Our mother wounds may not look the same. Some of us may not even realize that some of the thoughts we have about ourselves and the way we react to situations are rooted in the mother wound.

Here is a list to help figure out if you may be suffering from the mother wound, this list doesn’t represent every person nor will it have all the traits that point to the mother wound, but it is a start:

  • Do you self-sabotage? This happens when deep-down you don’t believe you have what it takes. This feeling can stem from ignored childhood achievements or the expectation to do better
  • Do you find that you people-please?

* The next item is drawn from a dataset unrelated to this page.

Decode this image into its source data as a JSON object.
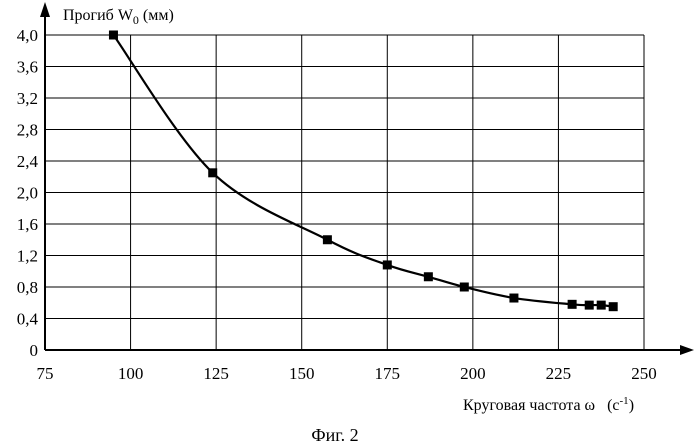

People-pleasing stems from not believing we are good enough and that the only way to be enough is to earn it.
  • Do you get into romantic relationships and friendships with people who are emotionally unavailable and spend your time doing all you can to get them to notice you? Emotionally unavailable mothers teach that you don’t deserve attention. To get a dose of attention you need to perform and abandon your feelings.
  • What is your self-talk? Do you find that you are critical of yourself? Do you find it hard to be kind to yourself? Critical or negative self-talk stems from being criticized as a child. It creates feelings of reaching for perfection but falling short because no one is perfect and it was unfair to be raised to believe you could be
  • You find it hard to self-soothe? Regulating our feelings is a learned skill and one that must start when we are young. When you miss out on this stage or aren’t given the tools to self-soothe life becomes difficult and emotional situations overwhelm you to the point of creating anxiety.

Spend time thinking about where you fall in the list above often it is under all the tabs above. Once you have recognised which statement resonates with you the most jot down three things you think you can do to start to transform these beliefs. It is important to be angry or sad or even hurt by not being loved the way you needed to be, allow yourself to feel. And then remember you are no longer the little child and you have agency as mentioned in the other articles, whether the harm was caused intentionally or not, is no longer the concern. The concern is to heal and take responsibility for the people we are working to become.

Wrapping Up

Next week will be the last part of the four-part series. I will discuss ways you can start to heal childhood wounds.

The goal is to collectively heal and heal the world we live in to make it better for the ones who will come after us. I hope you always dare to look at all your stuff and the strength to dig deep and #HealYourStuff.